Gazing up into my eyes, she whispers, “Michael, I didn’t want to come back. The feeling of love and goodness there, it was that strong.” She searches my face, and I realize that she’s never told anybody this much. “Do you understand?” she asks, and I nod mutely. “Where Alex is, it’s not like this world.”
“But you
did
come back.”
“I guess the whale kind of spit me back out,” she laughs, overly loud. Her near-death experience is a much bigger part of her internal world than she might have wanted me to know.
“You never told anybody about this, did you?”
“Michael, ever since I came back, it’s like something inside of me has been frozen. It’s been hard and cold and dead feeling. But since meeting you and Andrea, all of that has begun to thaw out. I’m not sure I wanted to talk about how it felt until now. I mean, where I went, it’s real. God is there, but I’m stuck here.” Then she laughs, one of those golden, joyful giggles of hers that makes me laugh too. “Besides, my mother would
so
freak if she knew I went to heaven!”
I nod, grinning, “Yeah, that’s kind of a freaky statement there, Rebecca. By most anyone’s standards.”
Her expression grows serious again. “But Michael, I also wanted you to know because of Alex. I want you to understand that where he went, it’s not like here. All the suffering and inconsequential stuff, it’s all gone.
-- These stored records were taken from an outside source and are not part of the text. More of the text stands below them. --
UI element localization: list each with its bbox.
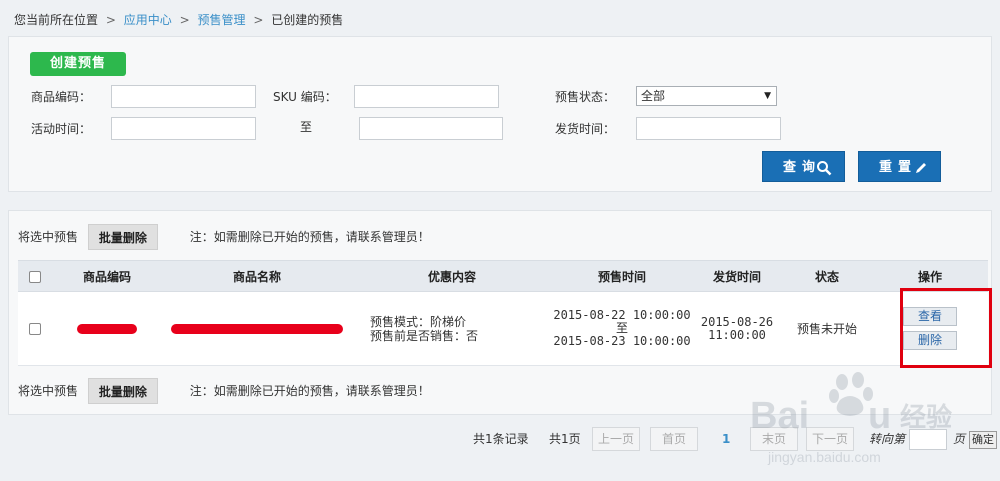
select-all-checkbox[interactable] [29, 270, 41, 283]
page-suffix-label: 页 [953, 432, 966, 446]
to-label: 至 [300, 120, 313, 134]
bulk-action-bar-bottom: 将选中预售 批量删除 注：如需删除已开始的预售，请联系管理员！ [18, 377, 430, 404]
row-checkbox[interactable] [29, 323, 41, 335]
row-select-cell [18, 291, 52, 366]
presale-status-label: 预售状态： [555, 90, 616, 104]
bulk-select-label: 将选中预售 [18, 229, 79, 244]
goto-page-input[interactable] [909, 429, 947, 450]
col-header-product-code: 商品编码 [52, 260, 162, 292]
ship-clock: 11:00:00 [708, 327, 766, 342]
search-icon [816, 152, 832, 183]
last-page-button[interactable]: 末页 [750, 427, 798, 451]
col-header-presale-time: 预售时间 [552, 260, 692, 292]
table-row: 预售模式：阶梯价 预售前是否销售：否 2015-08-22 10:00:00 至… [18, 291, 988, 366]
col-header-ship-time: 发货时间 [692, 260, 782, 292]
select-all-cell [18, 260, 52, 292]
ship-time-cell: 2015-08-26 11:00:00 [692, 291, 782, 366]
next-page-button[interactable]: 下一页 [806, 427, 854, 451]
sku-code-label: SKU 编码： [273, 90, 337, 104]
create-presale-button[interactable]: 创建预售 [30, 52, 126, 76]
dropdown-arrow-icon: ▼ [764, 91, 771, 101]
discount-mode: 预售模式：阶梯价 [370, 314, 467, 329]
svg-text:jingyan.baidu.com: jingyan.baidu.com [767, 449, 881, 465]
table-header-row: 商品编码 商品名称 优惠内容 预售时间 发货时间 状态 操作 [18, 260, 988, 292]
bulk-delete-button[interactable]: 批量删除 [87, 377, 158, 404]
product-code-input[interactable] [111, 85, 256, 108]
breadcrumb-separator: > [179, 13, 190, 27]
breadcrumb: 您当前所在位置 > 应用中心 > 预售管理 > 已创建的预售 [14, 12, 343, 28]
activity-time-label: 活动时间： [31, 122, 92, 136]
activity-end-input[interactable] [359, 117, 503, 140]
reset-button[interactable]: 重置 [858, 151, 941, 182]
bulk-delete-note: 注：如需删除已开始的预售，请联系管理员！ [189, 383, 430, 398]
presale-table: 商品编码 商品名称 优惠内容 预售时间 发货时间 状态 操作 预售模式：阶梯价 … [18, 260, 988, 366]
reset-button-label: 重置 [879, 160, 918, 175]
breadcrumb-prefix: 您当前所在位置 [14, 13, 99, 27]
presale-time-cell: 2015-08-22 10:00:00 至 2015-08-23 10:00:0… [552, 291, 692, 366]
breadcrumb-presale-management-link[interactable]: 预售管理 [197, 13, 245, 27]
status-cell: 预售未开始 [782, 291, 872, 366]
product-code-label: 商品编码： [31, 90, 92, 104]
highlight-box [900, 288, 992, 368]
breadcrumb-current: 已创建的预售 [271, 13, 344, 27]
presale-status-select[interactable]: 全部 ▼ [636, 86, 777, 106]
ship-date: 2015-08-26 [700, 314, 774, 329]
pencil-icon [914, 152, 928, 183]
bulk-select-label: 将选中预售 [18, 383, 79, 398]
prev-page-button[interactable]: 上一页 [592, 427, 640, 451]
sku-code-input[interactable] [354, 85, 499, 108]
filter-panel: 创建预售 商品编码： SKU 编码： 预售状态： 全部 ▼ 活动时间： 至 发货… [8, 36, 992, 192]
presale-end: 2015-08-23 10:00:00 [553, 334, 691, 348]
ship-time-input[interactable] [636, 117, 781, 140]
product-name-cell [162, 291, 352, 366]
redacted-product-code [77, 324, 137, 334]
breadcrumb-separator: > [253, 13, 264, 27]
presale-status-value: 全部 [641, 89, 666, 103]
discount-pre-sale: 预售前是否销售：否 [370, 328, 479, 343]
col-header-product-name: 商品名称 [162, 260, 352, 292]
goto-confirm-button[interactable]: 确定 [969, 431, 997, 449]
redacted-product-name [171, 324, 343, 334]
product-code-cell [52, 291, 162, 366]
search-button[interactable]: 查询 [762, 151, 845, 182]
bulk-action-bar-top: 将选中预售 批量删除 注：如需删除已开始的预售，请联系管理员！ [18, 223, 430, 250]
ship-time-label: 发货时间： [555, 122, 616, 136]
discount-cell: 预售模式：阶梯价 预售前是否销售：否 [352, 291, 552, 366]
col-header-actions: 操作 [872, 260, 988, 292]
breadcrumb-separator: > [105, 13, 116, 27]
current-page-number[interactable]: 1 [722, 426, 730, 452]
col-header-discount: 优惠内容 [352, 260, 552, 292]
activity-start-input[interactable] [111, 117, 256, 140]
bulk-delete-note: 注：如需删除已开始的预售，请联系管理员！ [189, 229, 430, 244]
total-pages: 共1页 [549, 432, 581, 446]
goto-page-label: 转向第 [869, 432, 906, 446]
total-records: 共1条记录 [473, 432, 529, 446]
col-header-status: 状态 [782, 260, 872, 292]
first-page-button[interactable]: 首页 [650, 427, 698, 451]
bulk-delete-button[interactable]: 批量删除 [87, 223, 158, 250]
breadcrumb-app-center-link[interactable]: 应用中心 [124, 13, 172, 27]
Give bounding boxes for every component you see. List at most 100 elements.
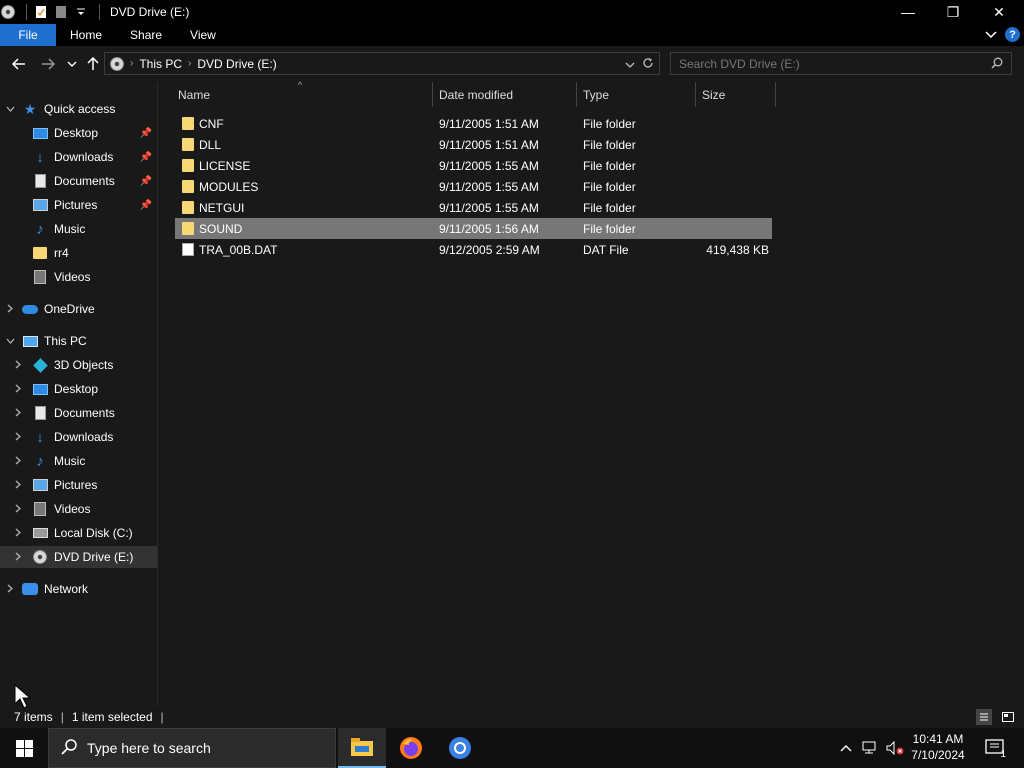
nav-pc-local-disk[interactable]: Local Disk (C:) — [0, 522, 157, 544]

He’s happy there.”
I can’t find my voice. I try, but it just flat eludes me. What I want to tell her is how much I’ve worried about his last moments. Whether he hurt or suffered. Whether he knew he was going to die. That one gets me most: the thought that he saw that car coming and comprehended what was happening to him. It keeps me awake at night, wondering if at the moment of impact an explosion of pain rocketed through his whole six-foot-four frame; if it sounded in his brain like rifle fire.